PM: Fragliche Entwicklungen im Bereich der sozialen Migrations- und Integrationspolitik im Landkreis Leipzig

Wie in den vergangenen Pressemitteilungen dargestellt, sind die jüngsten Ereignisse im Landkreis Leipzig für den Runden Tisch Migration mehr als fragwürdig. So beschloss der Landkreis Leipzig mit seiner Stellenausschreibung zur Flüchtlingssozialarbeit (FSA) vom 08.11.2018 offiziell die direkte Angliederung der FSA an das Ausländeramt. Lediglich der Bereich des Los 2 wird von der Johanniter Unfallhilfe aus Leipzig übernommen. Eine unabhängige Sozialberatung über freie Träger wird nunmehr für den größten Bereich des Landkreises abgeschafft. Die langjährig aufgebauten Strukturen und Netzwerke der Flüchtlingssozialarbeit in freier Trägerschaft werden zerschlagen.

Ausgelöst wurde diese Entwicklung durch ein intransparentes Ausschreibungsverfahren, welches der Runde Tisch bereits im Juli aus verschiedenen sozialpädagogischen, sowie arbeits- und datenschutzrechtlichen Gründen kritisierte (vgl. PM vom 31.10.2018). Anstatt mit den bisherigen Trägern an einer den aktuellen Bedingungen angepassten Ausgestaltung der FSA zu arbeiten, wurden die bestehenden Verträge zum 31.12.2018 gekündigt. Aufgrund unüberbrückbarer Diskrepanzen zwischen den Vorstellungen der Beratungspraxis seitens des Landratsamtes und den üblichen Standards Sozialer Arbeit kam es daraufhin zu einem kollektiven Nichtbewerben der aktuellen Träger der FSA.

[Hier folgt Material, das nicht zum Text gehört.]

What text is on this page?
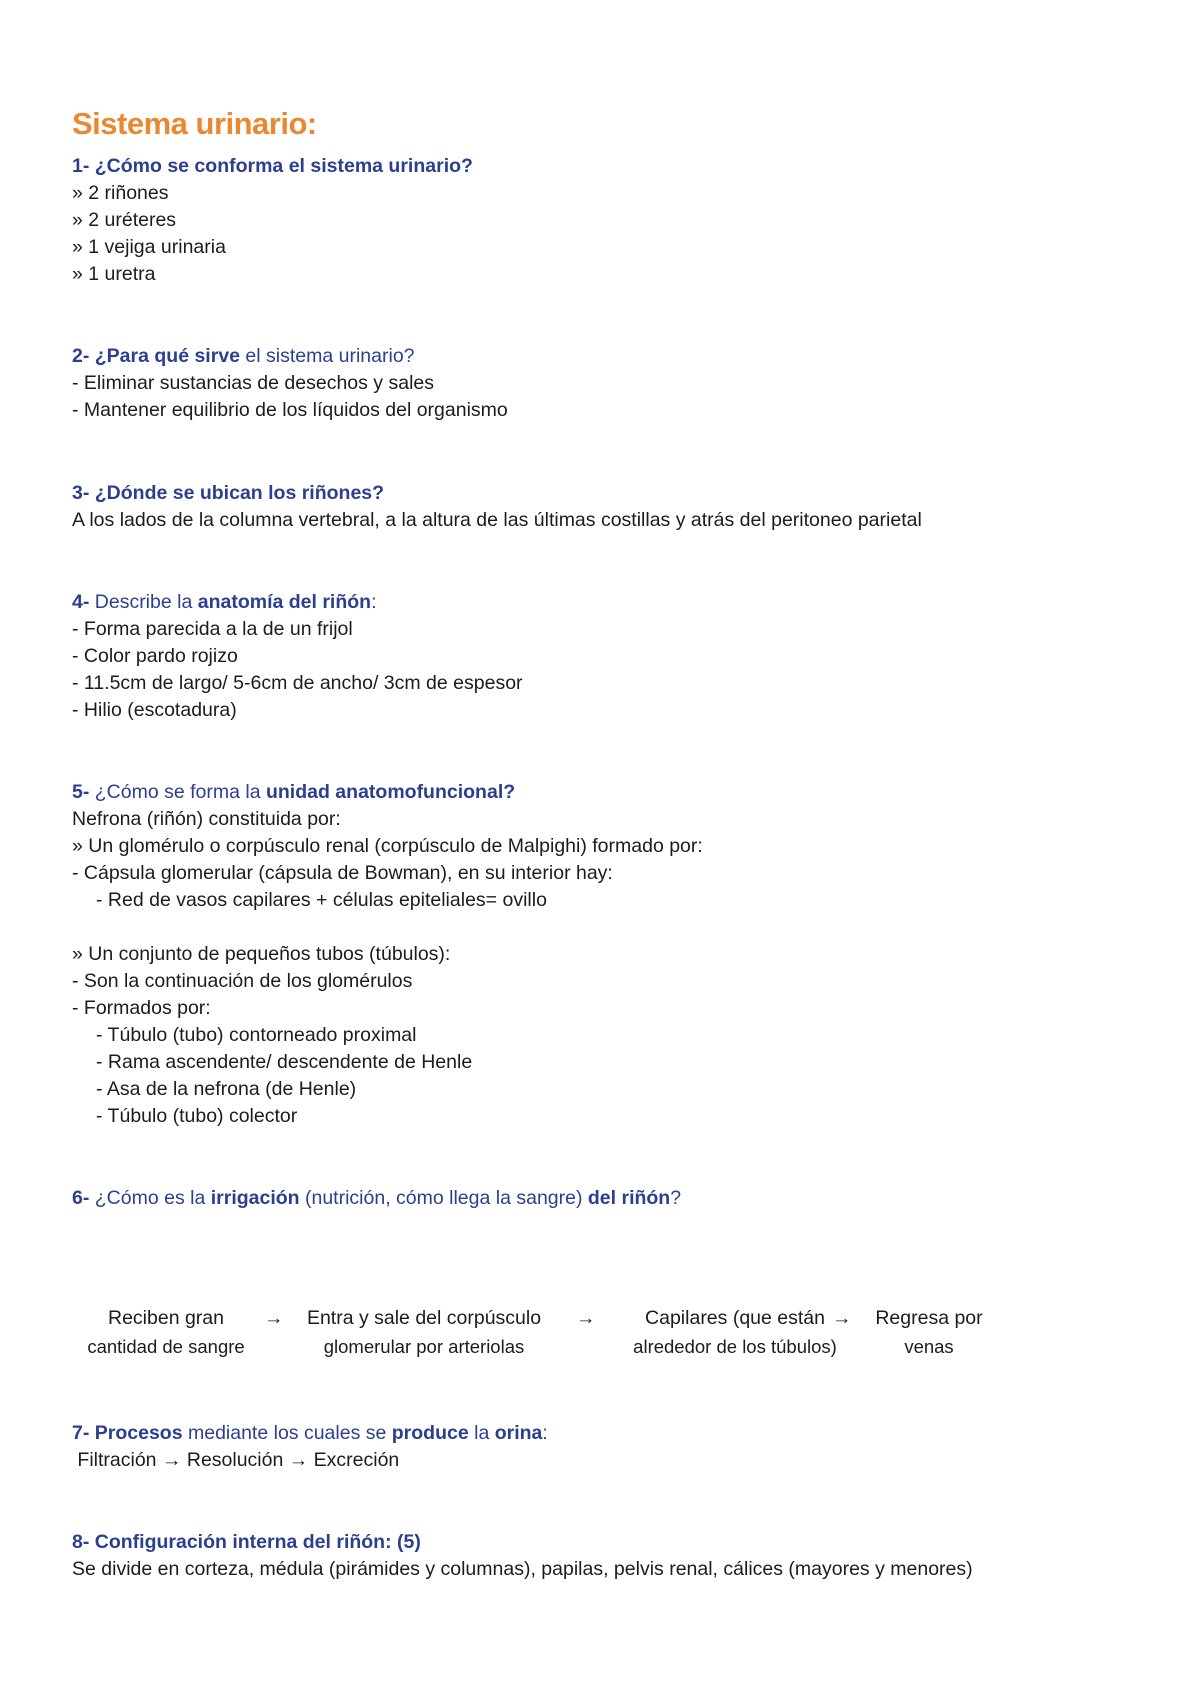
Sistema urinario:
1- ¿Cómo se conforma el sistema urinario?
» 2 riñones
» 2 uréteres
» 1 vejiga urinaria
» 1 uretra
2- ¿Para qué sirve el sistema urinario?
- Eliminar sustancias de desechos y sales
- Mantener equilibrio de los líquidos del organismo
3- ¿Dónde se ubican los riñones?
A los lados de la columna vertebral, a la altura de las últimas costillas y atrás del peritoneo parietal
4- Describe la anatomía del riñón:
- Forma parecida a la de un frijol
- Color pardo rojizo
- 11.5cm de largo/ 5-6cm de ancho/ 3cm de espesor
- Hilio (escotadura)
5- ¿Cómo se forma la unidad anatomofuncional?
Nefrona (riñón) constituida por:
» Un glomérulo o corpúsculo renal (corpúsculo de Malpighi) formado por:
- Cápsula glomerular (cápsula de Bowman), en su interior hay:
- Red de vasos capilares + células epiteliales= ovillo
» Un conjunto de pequeños tubos (túbulos):
- Son la continuación de los glomérulos
- Formados por:
- Túbulo (tubo) contorneado proximal
- Rama ascendente/ descendente de Henle
- Asa de la nefrona (de Henle)
- Túbulo (tubo) colector
6- ¿Cómo es la irrigación (nutrición, cómo llega la sangre) del riñón?
Reciben gran
cantidad de sangre
→	Entra y sale del corpúsculo
glomerular por arteriolas
→	Capilares (que están
alrededor de los túbulos)
→	Regresa por
venas
7- Procesos mediante los cuales se produce la orina:
Filtración → Resolución → Excreción
8- Configuración interna del riñón: (5)
Se divide en corteza, médula (pirámides y columnas), papilas, pelvis renal, cálices (mayores y menores)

Anders als vom Landkreis dargestellt, hätte diese Situation durch eine freihändige und kleinteilig rechtmäßige Vergabe an die bekannten lokalen Träger durchaus abgewendet werden können. Bisher war der Vergabewillen im Landkreis Leipzig an unabhängige freie Träger seitens des Landratsamtes vorhanden, nun fehlt dieser, wodurch die FSA nicht gemäß dem Subsidiaritätsprinzip aus öffentlicher Hand abgegeben wird und die Augen vor der berechtigten Kritik von Fachkräften, die seit mehreren Jahren in diesem Bereich Erfahrungen gesammelt haben, verschlossen werden. Dies ist für den Runden Tisch Migration nicht nachvollziehbar.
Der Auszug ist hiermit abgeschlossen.